Die eine Rechnung stammt vom 30. April 1944, die andere vom 31. Mai 1944. In beiden Rechnungen heißt es gleichlautend, dass „ab Dessau mit einem Wehrmachtsfrachtbrief der Heeres-Standortverwaltung Dessau an das Konzentrationslager Auschwitz, Abteilung Entwesung und Seuchenabwehr“, das Gift versendet wurde.
Beide Male handelte es sich um 195 Kilogramm „Zyklon B Blausäure ohne Reizstoff“, jeweils 390 Dosen à 500 Gramm in 13 Kisten. Gesamtpreis je Lieferung 975 Reichsmark. Vier Kilogramm Zyklon B genügen, um 1000 Menschen zu töten. Die beiden Lieferungen reichten aus, um über 100000 Menschen zu ermorden.
Die Deutsche Gesellschaft für Schädlingsbekämpfung (Degesch), die das Gift herstellte, hatte ihr Büro wegen der schweren Bombardements 1944 von Frankfurt nach Friedberg verlegt, ins Haus Nummer 70 an der Kaiserstraße.
Vermutungen, das Gift könnte auch in Friedberg produziert worden sein, weil es hier eine Zuckerfabrik gab und Abfälle aus der Zuckerindustrie zur Zyklon B-Produktion verwendet wurden, treffen wahrscheinlich nicht zu. Andrea Homeyer, Leiterin der Degussa Archivs – die Degesch gehörte der Degussa – hält nichts von dieser Theorie. Sie hat keine Hinweise gefunden, dass Zyklon B in Friedberg produziert wurde. Das sei auch nicht sehr wahrscheinlich, da die Produktionsstätten Dessauer Werke und Kaliwerke Kolin vom Krieg verschont gelieben seien.
Degesch-Geschäftsführer Gerhard Peters wohnte auch nach dem Krieg noch in Friedberg. Walburga Glinka-Rack vom Friedberger Stadtarchiv hat im Adressbuch von 1951 einen entsprechenden Eintrag gefunden. Aus der Friedberger Gewerbekartei geht hervor, dass Peters von 1952 bis 1956 in Friedberg einen Betrieb zur Schädlingsbekämpfung und Desinfektion betrieben hat.
In den 50er Jahren musste der Ex-Degesch-Chef mehrfach vor Gericht wegen seiner Verstrickung in die Tötungsmaschinerie der Nazis verantworten. 1953 wurde er vom Wiesbadener Schwurgericht wegen Beihilfe zum Mord zu sechs Jahren Zuchthaus und drei Jahren Aberkennung der Bürgerlichen Ehrenrechte verurteilt. Einen Teil der Strafe saß er in Kassel ab, bevor er im Revisionsverfahren 1955 vor dem Frankfurter Schwurgericht wegen Mangel an Beweisen freigesprochen wurde. Peters hatte sich darauf berufen, dass der Empfänger der Giftgaslieferungen, der Leiter des Hygieneinstituts der Waffen-SS Obersturmführer Kurt Gerstein ein Widerstandskämpfer gewesen sei.

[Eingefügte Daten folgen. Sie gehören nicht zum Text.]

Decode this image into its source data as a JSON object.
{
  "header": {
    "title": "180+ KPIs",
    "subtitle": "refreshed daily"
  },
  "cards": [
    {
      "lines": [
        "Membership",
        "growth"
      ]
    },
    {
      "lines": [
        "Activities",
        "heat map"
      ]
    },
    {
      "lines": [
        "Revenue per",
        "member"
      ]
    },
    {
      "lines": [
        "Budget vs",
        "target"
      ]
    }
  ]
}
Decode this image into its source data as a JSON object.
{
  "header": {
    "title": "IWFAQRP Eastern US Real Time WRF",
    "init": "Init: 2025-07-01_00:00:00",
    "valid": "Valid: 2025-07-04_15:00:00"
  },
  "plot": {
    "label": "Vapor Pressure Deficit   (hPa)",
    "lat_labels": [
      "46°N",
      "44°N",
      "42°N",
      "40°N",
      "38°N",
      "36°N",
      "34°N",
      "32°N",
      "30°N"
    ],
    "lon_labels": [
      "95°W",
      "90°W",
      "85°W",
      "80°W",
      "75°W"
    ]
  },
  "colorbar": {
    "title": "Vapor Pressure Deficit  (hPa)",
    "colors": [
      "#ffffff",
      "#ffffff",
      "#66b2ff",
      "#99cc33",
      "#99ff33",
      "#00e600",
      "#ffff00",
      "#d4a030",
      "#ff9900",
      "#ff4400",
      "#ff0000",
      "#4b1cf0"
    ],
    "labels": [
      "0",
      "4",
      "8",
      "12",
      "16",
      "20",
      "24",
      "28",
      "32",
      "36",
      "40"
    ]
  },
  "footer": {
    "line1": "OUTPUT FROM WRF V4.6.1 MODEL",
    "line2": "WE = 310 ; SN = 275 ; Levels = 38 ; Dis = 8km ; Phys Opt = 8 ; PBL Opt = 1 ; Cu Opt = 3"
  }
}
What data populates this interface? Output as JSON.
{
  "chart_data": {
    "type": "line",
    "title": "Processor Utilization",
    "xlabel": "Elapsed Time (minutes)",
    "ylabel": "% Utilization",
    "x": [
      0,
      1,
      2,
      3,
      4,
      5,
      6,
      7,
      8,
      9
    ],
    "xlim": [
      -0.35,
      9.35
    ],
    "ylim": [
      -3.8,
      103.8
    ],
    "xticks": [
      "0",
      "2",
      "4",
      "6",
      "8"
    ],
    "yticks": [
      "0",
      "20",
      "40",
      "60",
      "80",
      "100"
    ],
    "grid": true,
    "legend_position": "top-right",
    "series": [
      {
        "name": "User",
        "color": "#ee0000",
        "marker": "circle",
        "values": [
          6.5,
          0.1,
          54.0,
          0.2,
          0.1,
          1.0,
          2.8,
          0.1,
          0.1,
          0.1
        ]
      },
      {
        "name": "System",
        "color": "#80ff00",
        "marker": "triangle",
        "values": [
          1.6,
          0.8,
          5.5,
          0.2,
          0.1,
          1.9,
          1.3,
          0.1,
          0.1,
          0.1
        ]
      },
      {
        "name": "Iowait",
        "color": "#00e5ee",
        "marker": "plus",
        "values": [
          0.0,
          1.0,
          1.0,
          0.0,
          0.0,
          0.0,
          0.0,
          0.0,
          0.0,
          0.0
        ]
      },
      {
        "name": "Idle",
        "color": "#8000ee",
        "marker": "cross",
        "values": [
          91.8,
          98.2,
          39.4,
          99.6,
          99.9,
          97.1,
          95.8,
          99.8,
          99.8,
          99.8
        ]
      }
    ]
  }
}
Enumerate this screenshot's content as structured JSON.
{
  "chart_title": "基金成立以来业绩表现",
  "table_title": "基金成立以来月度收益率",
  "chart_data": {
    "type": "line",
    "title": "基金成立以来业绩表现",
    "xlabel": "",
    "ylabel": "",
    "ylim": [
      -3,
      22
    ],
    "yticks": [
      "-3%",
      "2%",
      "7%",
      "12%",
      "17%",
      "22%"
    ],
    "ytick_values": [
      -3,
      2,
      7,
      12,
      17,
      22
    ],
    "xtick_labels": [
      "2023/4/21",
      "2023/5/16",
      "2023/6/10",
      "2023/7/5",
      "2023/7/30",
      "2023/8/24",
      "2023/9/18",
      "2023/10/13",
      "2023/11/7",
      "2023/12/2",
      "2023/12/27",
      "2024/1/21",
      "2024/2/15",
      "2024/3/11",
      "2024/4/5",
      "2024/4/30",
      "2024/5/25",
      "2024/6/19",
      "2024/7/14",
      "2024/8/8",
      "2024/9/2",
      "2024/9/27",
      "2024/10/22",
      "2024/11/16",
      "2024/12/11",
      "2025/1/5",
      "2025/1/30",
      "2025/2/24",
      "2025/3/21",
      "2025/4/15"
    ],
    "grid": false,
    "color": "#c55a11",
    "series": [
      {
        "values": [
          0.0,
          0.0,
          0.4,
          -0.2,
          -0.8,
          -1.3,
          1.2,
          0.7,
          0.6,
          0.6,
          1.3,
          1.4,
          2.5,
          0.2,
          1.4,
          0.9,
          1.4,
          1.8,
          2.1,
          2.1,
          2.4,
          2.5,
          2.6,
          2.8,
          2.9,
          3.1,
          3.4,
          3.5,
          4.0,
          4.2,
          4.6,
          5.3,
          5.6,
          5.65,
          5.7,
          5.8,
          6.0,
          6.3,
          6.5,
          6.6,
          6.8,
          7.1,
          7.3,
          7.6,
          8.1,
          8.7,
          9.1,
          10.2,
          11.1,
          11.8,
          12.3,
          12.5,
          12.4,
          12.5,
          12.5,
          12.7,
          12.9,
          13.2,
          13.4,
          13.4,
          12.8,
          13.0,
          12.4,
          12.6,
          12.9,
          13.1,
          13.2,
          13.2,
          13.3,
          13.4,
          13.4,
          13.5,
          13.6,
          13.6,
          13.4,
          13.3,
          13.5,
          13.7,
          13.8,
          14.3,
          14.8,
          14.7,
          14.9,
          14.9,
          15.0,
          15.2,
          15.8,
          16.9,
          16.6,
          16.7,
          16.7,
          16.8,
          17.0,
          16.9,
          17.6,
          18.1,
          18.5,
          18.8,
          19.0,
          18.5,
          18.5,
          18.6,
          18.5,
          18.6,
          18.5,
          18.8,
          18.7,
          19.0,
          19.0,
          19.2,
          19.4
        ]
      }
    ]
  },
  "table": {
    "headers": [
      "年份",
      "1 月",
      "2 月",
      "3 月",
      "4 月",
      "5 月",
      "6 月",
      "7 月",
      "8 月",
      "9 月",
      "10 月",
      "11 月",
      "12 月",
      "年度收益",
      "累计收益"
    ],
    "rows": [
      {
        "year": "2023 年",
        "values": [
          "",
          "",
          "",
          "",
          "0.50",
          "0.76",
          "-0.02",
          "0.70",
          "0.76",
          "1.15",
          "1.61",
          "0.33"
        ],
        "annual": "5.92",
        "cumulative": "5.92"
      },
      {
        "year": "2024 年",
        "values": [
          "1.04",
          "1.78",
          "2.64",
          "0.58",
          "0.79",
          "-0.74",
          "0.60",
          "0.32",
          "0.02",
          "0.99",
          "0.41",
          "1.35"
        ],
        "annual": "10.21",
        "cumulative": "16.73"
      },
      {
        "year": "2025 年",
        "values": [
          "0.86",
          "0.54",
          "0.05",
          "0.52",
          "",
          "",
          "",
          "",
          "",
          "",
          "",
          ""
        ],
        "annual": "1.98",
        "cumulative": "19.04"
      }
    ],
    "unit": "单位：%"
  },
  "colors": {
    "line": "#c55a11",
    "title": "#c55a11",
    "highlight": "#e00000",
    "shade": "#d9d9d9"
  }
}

Gerstein habe ihm in einem vertraulichen Gespräch erklärt, er brauche flüssige Blausäure zur Tötung von Menschen. Himmler habe ihn beauftragt, zum Tode verurteilte Kriminelle und in Ausnahmefällen auch unheilbar Kranke zu töten. Bisher seien die mit dem Schädlingsbekämpfungsmittel getötet worden. Diese Tötungen seien jedoch wegen des als Warnstoff zugesetzten Reizstoffes zu grausam. Er solle einen reizstofflosen Blausäuregiftstoff liefern, um bei den Tötungen den Opfern unnötige Qualen zu ersparen, so Peters vor Gericht. Die Staatsanwaltschaft glaubte ihm und beantragte Freispruch. Gerstein habe als überzeugter Christ alles getan, um die Massenmorde zu verhindern. Gerstein konnte dazu nicht befragt werden. Er war 1945 im Pariser Militärgefängnis erhängt aufgefunden worden.